Farmers might boost production with more irrigation, fertilizers, or terraces on the hills (one sees few now). But for the moment, little of this is happening. Instead, production of the main crop, rice, is falling.
``You don't get the amount of rice you should,'' says Dominque. ``The soils are no longer fertile. They have been used for too many years. They don't get rest at all.''
Down the main dirt path of the village, a dim oil light still burns in a one-room reed hut. Inside, Mrs. Soamaneva sits on a mat on the floor with one of her eight children and a granddaughter. She is a widow. There is no furniture: Other villagers have chairs, and perhaps a table.
``Life is very difficult because I am obliged to work, cultivate the land,'' she says. She takes on extra work, such as weeding, to supplement her farm income.
Soamaneva complains that the price of rice is increasing, perhaps because of inflation. Farmers often sell rice to pay for school fees and such, only to buy rice later for food at a higher price. Asked to name something she is happy about in the village, she is silent. A neighbor suggests she mention the village's new pharmacy, and she does.
The pharmacy was started with help from the Church of Jesus Christ of Madagascar (FJKM), which is also offering advice to villagers on how to improve rice irrigation. Western and local conservation and development groups hope to help farmers boost production.

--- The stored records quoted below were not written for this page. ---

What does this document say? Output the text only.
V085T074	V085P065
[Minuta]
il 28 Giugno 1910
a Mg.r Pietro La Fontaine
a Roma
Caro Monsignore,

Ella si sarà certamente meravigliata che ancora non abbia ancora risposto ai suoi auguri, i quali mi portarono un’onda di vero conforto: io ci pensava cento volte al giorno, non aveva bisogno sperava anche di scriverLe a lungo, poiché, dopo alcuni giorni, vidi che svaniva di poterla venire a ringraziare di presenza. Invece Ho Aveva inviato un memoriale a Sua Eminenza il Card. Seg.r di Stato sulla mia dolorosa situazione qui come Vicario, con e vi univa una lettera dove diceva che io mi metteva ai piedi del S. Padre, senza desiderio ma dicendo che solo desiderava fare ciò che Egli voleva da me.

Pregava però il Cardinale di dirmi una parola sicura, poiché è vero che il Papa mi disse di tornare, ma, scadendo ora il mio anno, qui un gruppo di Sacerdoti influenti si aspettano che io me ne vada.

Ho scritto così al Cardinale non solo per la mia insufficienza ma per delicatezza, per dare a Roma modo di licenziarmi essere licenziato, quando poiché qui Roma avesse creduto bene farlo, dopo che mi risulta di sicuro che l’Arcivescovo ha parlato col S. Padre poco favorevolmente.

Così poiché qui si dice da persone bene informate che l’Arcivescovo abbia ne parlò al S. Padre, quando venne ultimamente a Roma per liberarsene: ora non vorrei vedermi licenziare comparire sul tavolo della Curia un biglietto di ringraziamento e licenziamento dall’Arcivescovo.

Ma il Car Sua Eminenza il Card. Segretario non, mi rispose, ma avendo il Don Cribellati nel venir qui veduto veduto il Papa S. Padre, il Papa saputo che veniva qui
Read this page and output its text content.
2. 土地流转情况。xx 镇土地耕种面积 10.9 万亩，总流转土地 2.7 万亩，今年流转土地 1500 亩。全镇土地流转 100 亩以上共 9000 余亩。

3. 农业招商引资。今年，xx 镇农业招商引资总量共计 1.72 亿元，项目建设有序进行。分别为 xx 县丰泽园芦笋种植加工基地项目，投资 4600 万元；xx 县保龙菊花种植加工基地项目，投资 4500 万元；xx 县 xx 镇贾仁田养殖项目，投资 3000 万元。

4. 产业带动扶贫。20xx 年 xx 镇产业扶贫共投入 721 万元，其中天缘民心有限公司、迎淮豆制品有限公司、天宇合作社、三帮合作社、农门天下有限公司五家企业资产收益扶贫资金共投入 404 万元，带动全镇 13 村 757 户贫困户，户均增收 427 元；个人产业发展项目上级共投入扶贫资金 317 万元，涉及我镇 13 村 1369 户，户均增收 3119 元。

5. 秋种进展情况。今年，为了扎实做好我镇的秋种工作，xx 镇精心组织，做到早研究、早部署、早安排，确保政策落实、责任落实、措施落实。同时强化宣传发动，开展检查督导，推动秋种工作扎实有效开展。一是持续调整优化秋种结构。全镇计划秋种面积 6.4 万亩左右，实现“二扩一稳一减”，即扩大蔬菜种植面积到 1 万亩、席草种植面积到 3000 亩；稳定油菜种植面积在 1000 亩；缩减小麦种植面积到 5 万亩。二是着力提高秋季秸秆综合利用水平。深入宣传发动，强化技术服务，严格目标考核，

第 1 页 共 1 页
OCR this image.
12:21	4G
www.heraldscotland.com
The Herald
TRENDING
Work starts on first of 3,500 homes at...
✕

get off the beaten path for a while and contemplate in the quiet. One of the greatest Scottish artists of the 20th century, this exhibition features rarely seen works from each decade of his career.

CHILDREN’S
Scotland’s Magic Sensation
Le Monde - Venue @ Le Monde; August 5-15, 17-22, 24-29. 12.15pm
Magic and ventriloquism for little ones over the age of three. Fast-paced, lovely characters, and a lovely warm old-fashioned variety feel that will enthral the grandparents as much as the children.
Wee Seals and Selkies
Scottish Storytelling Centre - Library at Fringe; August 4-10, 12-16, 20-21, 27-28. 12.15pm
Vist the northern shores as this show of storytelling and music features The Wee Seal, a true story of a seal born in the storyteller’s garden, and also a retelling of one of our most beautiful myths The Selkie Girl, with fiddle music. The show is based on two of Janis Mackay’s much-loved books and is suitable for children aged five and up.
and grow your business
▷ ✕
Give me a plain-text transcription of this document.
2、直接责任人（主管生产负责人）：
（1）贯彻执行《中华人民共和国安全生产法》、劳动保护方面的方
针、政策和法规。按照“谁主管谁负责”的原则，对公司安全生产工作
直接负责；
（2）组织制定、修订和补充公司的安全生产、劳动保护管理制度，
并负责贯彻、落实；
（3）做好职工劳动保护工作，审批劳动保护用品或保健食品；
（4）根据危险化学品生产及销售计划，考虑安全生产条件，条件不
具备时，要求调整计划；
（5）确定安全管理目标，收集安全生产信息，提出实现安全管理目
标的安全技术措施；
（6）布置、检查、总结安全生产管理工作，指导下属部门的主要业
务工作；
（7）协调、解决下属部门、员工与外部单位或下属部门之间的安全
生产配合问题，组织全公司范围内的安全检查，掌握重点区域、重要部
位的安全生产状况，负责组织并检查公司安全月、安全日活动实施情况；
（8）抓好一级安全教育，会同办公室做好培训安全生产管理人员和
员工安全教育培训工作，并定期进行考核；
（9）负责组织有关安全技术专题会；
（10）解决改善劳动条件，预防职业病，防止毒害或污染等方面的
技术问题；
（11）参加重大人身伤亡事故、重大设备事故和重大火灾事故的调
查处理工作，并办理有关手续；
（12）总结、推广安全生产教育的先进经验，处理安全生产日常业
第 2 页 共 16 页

Gilbert Ramarinjanona, a farmer and pastor of a FJKM church in a nearby village, says he needs better tools for farming, and advice on repairing rice irrigation canals. But FJKM development worker Maheefa Andrianaivo says villagers already know how to build and repair irrigation canals, as some have done. He questions just how much villagers really want - or need - outside advice.
Village teenager Samy Florent asks why a local laborer is paid less per day than the market price for the rice each laborer eats every day.
The World Bank in Madagascar provides part of the answer. Poor economic policies until recent years squashed private enterprise. As a result, people are worse off today than they were 20 years ago, according to bank officials. Last year the economy grew as the result of economic reforms, the bank reports.
But the four percent growth was nearly eaten up by the three and a half percent population growth. And so the question of whether Madagascar's forests will survive remains an open one.